Different to the IDNA solution, the current approach, as discussed at the IEE BoF, is not occurring at the presentation level, but consists of a series of far-reaching modifications to the underlying protocols:

  • The definition of a mailbox in RFC 2821 is revisited and updated in order for the Local Part (everything left of the ‘@’) to support the full Unicode range of characters, not only ASCII, and for the Domain part (everything right of the ‘@’) to support the IDNA standard. This new form of mailbox is called the Internationalized eMail Address (IMA).
  • The mail transfer protocol SMTP needs a service extension that will allow mail transmission agents (MTAs) to signalize to their clients at the moment of the session establishment that they support IMAs. Clients that are confronted with that extension will then be able to transmit IMAs in raw UTF-8 encoding to the MTAs in the SMTP commands. The IMA extension is dependent on previous support of the 8BITMIME (RFC 1652) extension by the MTA.
  • IMAs will not be confined to the SMTP envelope, but spread all over the headers of an email, so the need for characters beyond ASCII in the values of header fields becomes obvious. Though MIME-Extensions (RFC 2047) already provide for partial internationalization support in headers by means of different encodings on the wire, these extensions don’t go far enough. Now with IMA, the definition of header fields as of RFC 2822 will be updated for them to natively support the whole Unicode character space. If an SMTP client communicates with an MTA with IMA support, the client can encode any header field in raw UTF-8. The syntax of header names, however, remains unchanged.
  • A last, but crucial issue: downgrade mechanisms are defined for the case in which any of the MTAs involved in the delivery chain of a mail would not support the IMA extension. Basically, the MAIL and RCPT SMTP commands will support an optional parameter (ALT-ADDRESS) that allows a client to convey an alternative non-internationalized address, which could be used as a fallback instead of the original IMA. This alternative address could also be automatically generated by applying an ASCII encoding mechanism similar to the ACE used for domain names to the whole IMA, thus mapping it into ASCII. The latter kind of downgraded addresses would be marked accordingly. It would be up to the final MTA (or mail delivery agent) to decode the downgraded fields to turn them back into IMAs. As a last resort, when everything else fails, the mail could always be bounced back to the sender.

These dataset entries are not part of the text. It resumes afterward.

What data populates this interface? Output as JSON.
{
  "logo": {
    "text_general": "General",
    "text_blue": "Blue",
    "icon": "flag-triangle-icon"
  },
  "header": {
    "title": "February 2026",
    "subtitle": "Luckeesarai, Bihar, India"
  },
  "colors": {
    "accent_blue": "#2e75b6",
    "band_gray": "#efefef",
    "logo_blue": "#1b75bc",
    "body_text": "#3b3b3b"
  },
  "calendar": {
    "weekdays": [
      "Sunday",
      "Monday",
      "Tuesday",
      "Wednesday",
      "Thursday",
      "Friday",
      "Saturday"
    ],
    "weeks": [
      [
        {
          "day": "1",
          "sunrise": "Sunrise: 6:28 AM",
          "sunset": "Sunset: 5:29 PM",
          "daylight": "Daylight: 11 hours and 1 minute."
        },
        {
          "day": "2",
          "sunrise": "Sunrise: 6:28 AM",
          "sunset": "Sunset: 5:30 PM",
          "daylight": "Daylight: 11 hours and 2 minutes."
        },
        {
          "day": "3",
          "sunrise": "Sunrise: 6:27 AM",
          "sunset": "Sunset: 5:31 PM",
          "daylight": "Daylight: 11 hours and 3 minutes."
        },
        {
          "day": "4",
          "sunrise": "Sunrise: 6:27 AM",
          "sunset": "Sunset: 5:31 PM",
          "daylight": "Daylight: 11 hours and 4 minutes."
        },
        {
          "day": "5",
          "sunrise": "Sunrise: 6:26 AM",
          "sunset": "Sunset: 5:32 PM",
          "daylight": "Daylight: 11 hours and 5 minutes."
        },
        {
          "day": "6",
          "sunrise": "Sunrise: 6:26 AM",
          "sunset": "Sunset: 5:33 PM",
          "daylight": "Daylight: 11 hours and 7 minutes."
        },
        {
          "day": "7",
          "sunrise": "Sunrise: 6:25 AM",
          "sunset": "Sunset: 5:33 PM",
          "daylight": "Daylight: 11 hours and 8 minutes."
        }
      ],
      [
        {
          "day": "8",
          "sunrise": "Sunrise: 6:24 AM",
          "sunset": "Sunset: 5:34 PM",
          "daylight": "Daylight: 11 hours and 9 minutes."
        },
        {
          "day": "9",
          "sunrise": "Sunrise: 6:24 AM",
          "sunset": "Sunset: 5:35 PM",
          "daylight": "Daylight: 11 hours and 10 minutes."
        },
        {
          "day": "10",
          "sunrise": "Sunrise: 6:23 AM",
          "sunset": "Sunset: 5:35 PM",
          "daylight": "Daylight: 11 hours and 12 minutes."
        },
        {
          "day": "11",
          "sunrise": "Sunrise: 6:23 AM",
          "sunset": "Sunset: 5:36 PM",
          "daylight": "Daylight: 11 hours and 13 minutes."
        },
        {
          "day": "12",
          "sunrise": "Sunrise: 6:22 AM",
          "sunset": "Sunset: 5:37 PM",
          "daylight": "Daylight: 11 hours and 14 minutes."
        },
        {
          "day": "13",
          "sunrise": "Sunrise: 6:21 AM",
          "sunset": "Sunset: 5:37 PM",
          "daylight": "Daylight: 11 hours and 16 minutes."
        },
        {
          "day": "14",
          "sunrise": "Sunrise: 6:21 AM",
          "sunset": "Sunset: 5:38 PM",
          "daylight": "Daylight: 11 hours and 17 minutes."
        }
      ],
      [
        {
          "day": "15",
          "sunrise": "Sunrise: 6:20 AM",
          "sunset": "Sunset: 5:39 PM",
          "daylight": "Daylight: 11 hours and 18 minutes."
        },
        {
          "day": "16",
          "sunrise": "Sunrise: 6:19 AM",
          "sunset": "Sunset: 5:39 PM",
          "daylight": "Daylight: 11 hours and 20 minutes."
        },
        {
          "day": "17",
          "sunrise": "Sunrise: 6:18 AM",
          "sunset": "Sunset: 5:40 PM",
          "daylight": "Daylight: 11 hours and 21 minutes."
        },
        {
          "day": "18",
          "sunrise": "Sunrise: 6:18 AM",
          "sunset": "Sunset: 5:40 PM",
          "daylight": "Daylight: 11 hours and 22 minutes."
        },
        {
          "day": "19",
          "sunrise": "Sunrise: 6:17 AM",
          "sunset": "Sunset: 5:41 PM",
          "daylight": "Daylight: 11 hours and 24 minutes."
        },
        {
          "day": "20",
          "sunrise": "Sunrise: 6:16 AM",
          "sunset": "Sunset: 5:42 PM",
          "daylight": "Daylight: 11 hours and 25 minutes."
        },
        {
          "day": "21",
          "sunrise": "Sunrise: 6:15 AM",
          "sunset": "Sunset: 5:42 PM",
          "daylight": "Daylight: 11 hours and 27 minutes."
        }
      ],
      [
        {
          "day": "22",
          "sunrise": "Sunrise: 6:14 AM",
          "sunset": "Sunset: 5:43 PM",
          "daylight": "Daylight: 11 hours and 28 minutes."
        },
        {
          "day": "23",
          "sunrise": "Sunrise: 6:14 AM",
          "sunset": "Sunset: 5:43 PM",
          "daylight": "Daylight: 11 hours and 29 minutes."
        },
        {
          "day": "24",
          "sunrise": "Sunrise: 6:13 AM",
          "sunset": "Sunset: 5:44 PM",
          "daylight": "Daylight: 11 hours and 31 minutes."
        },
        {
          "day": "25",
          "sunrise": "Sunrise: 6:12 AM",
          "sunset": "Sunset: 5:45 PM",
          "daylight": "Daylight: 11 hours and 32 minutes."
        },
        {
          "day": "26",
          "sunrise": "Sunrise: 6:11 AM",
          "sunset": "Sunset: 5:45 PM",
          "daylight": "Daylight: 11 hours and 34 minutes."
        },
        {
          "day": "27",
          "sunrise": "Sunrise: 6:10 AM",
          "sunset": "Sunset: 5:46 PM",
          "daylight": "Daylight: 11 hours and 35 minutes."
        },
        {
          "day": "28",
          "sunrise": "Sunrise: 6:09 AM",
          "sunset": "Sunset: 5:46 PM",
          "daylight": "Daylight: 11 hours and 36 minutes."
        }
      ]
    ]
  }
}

These mechanisms, in the form of four I-Ds, are targeted at becoming experimental RFCs. Since it was recognized as a prime directive not to fragment the existing email system, these RFCs will not find their way on to the standards track before implementations appear and the extensions are thoroughly evaluated in daily operations.

Impact on other protocols which make use of email addresses, notably POP and IMAP, and on others such as LDAP, ACAP or S/MIME, will be evaluated and additional documents will be produced. Interaction with mailing lists and similar distribution mechanisms will be studied and operational guidelines for IMA deployment will be documented.

Internationalized domain names are often associated to phishing and other security problems, like the so-called homograph attack. That is partly unfair: to be true, the whole of the spoofing-attempt mails received by the author at the moment, which are not few, come from traditional ASCII domain names. Since the advent of IDNA, however, some lessons have been learnt and it is a widespread belief that the amount of characters allowed by IDNA is far beyond what is actually needed. To the eyes of the author, the internationalized email addresses effort should try to apply this knowledge from the beginning, constraining the syntax of the Local Part of the email as necessary. It would be sensible to base upon work done by other experts, like for instance, the General Security Profile for Identifiers defined by the Unicode Consortium.

All in all, a challenging, multidisciplinary task, which will need as much peer review as possible. What are you waiting for?